Thursday, July 9, 2015

Obama trying to play chess with the master (Ezekiel 17)


On Iranian Symbolism and American Nuclear Naïveté
07.08.15 – 9:15 AM | Michael Rubin

President Obama made outreach to Iran a major goal for his administration. He used his inaugural address and then his first television interview to reach out to Iran. “We will extend a hand if you are willing to unclench your fist,” he declared in his first inaugural address. Aides and presidents themselves obsess over such momentous speeches, and so Obama must have been so pleased with such symbolism that he repeated it eight days later. When it comes to symbolism, however, Obama is an amateur in comparison to Iran’s Supreme Leader Ali Khamenei.

Take, for example, nuclear negotiations pre-Joint Plan of Action. In May 2012, the Iranian government finally agreed to sit down and talk about the nuclear dispute with American diplomats and their international partners. The State Department could barely contain its excitement. In conference calls and background briefs, senior U.S. diplomats and White House officials spoke about how historic the direct dialogue was. When Iranian negotiators proposed to hold discussions on May 23, no one in the White House, State Department or, apparently, the Central Intelligence Agency, questioned why Khamenei picked that date or suggested Baghdad as a venue. Iranian history informs, however: May 23, 2012, marked the 30th anniversary of Iran’s liberation of Khorramshahr, its key victory during the Iran–Iraq War. “The pioneering Iranian nation will continue its movement towards greater progress and justice,” Khamenei promised at a victory speech, adding, “The front of tyranny, arrogance, and bullying,” that is, in typical Iranian government hyperbole, the United States, and its allies, “is moving towards weakness and destruction.” Khamenei was seeking to embarrass the United States and use American diplomats in a scheme to show Iran as superior and America as weak, but American diplomats were too oblivious to Iranian culture and history to notice.
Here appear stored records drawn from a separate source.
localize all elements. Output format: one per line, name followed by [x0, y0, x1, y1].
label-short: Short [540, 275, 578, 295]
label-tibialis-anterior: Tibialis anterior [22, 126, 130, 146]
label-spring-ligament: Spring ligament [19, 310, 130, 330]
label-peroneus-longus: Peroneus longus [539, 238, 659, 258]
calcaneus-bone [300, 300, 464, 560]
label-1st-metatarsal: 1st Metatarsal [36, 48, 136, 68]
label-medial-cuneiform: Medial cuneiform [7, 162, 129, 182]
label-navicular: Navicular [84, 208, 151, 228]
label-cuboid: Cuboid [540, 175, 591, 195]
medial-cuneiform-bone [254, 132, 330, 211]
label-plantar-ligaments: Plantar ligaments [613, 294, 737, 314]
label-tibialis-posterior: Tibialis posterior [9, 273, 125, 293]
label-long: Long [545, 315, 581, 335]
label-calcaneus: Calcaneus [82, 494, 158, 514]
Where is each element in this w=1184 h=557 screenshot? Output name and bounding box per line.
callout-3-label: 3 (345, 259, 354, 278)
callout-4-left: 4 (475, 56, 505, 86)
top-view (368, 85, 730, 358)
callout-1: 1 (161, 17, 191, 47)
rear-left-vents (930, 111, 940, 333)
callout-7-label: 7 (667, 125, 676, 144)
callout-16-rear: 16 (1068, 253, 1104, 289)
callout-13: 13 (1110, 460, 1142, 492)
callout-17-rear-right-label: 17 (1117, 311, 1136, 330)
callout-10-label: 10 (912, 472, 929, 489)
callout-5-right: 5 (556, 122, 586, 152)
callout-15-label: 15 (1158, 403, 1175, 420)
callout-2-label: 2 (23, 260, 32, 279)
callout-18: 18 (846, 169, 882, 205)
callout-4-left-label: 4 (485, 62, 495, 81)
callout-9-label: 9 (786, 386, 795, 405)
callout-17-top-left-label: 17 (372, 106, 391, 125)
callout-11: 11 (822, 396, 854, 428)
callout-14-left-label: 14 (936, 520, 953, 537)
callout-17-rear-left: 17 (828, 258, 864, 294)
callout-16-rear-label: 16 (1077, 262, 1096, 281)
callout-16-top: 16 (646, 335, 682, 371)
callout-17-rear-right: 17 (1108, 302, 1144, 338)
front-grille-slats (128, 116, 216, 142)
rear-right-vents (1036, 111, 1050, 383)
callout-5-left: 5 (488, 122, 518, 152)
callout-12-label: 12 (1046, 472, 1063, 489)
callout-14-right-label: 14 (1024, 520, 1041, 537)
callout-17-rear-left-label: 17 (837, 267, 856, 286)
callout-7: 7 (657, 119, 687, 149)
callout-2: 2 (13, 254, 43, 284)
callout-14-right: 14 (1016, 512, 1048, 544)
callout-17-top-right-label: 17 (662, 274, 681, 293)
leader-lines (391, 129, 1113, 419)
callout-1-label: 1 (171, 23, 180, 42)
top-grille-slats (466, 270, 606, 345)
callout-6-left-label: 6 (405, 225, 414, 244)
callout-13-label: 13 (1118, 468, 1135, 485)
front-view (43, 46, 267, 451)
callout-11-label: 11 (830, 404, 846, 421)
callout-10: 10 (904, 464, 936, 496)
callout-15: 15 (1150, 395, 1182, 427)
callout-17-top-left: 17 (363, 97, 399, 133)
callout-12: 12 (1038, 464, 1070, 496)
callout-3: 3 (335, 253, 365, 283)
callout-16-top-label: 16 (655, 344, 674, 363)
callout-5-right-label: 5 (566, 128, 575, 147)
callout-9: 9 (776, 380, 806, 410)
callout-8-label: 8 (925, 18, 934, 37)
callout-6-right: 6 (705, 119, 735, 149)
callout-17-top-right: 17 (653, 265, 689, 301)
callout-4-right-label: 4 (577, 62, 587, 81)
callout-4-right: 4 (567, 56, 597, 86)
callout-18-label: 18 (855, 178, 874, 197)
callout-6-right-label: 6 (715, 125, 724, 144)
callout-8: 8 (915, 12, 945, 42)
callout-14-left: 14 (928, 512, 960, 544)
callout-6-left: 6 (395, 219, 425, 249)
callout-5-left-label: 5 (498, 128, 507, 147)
Misreading or dismissing Khamenei’s carefully considered symbolism has become the only constant in Obama and Secretary of State John Kerry’s engagement with the Islamic Republic. Take the Supreme Leader’s call for “Heroic Flexibility,” a speech which American officials and too often fawning journalists interpreted as an endorsement by Khamenei for the nuclear talks. The actual Persian suggested otherwise. “Heroic flexibility means an artful maneuver and utilizing various methods to achieve the various goals and ideals of the Islamic system,” he declared. In otherwise, it was about a change in tactics rather than policy. Of course, the phrase itself was deeply symbolic. Native Persian speaker Amin Tarzi, a professor at the U.S. Marine Corps University, points out that when Khamenei spoke of “heroic flexibility,” he was “invoking a truce initiated by Hasan bin Ali, Shi’a Islam’s second imam, in 661 to avoid bloodshed within Muslim community. Likening his country’s ‘flexibility’ to a wrestling match, Khamenei cautioned Iran’s negotiators that ‘a good wrestler at times shows flexibility due to technical reasons but does not forget his opponent or his main goal.’” Again, what Obama interpreted as a sign of compromise, Iranians understood to be a reference to a centuries-old episode in the development of Shi‘ite Islam, which has much to do with strategic patience but little to do with true compromise.

Fast forward to the current talks, now more than a week past their deadline. Many journalists and observers believe either that a deal will be achieved over the next few days or, in order to save face, diplomats will announce a partial deal. Few have considered why Iran might want to delay any announcement for a few days, U.S. congressional deadline be damned. Ever since the victory of the Islamic Revolution, the Iranian government has commemorated the fourth Friday in Ramadan — this year on July 10 — as Qods Day, a commemoration that is usually marked with the most vile anti-Israel and anti-American rhetoric. It was on Qods Day back in 2001, for example, that former President Ali Akbar Hashemi Rafsanjani suggested Iran should use a nuclear weapon against Israel because it would wipe Israel out while Iran’s large size would allow it to absorb any retaliation. To announce a deal on Qods Day that effectively blesses a full-scale Iranian nuclear program and will allow Iran to break out and build not a bomb but an arsenal after as little as a decade will be the ultimate humiliation to the United States, and will be spun by the Iranian regime as the start of the countdown to the fulfillment of its promise to enable Israel’s ultimate destruction.

That Iran always manages to maximize such symbolism is no coincidence. It not only shows that reconciliation isn’t a goal for Tehran, but it also indicates the extent to which Iranian officials have been running circles around their American counterparts.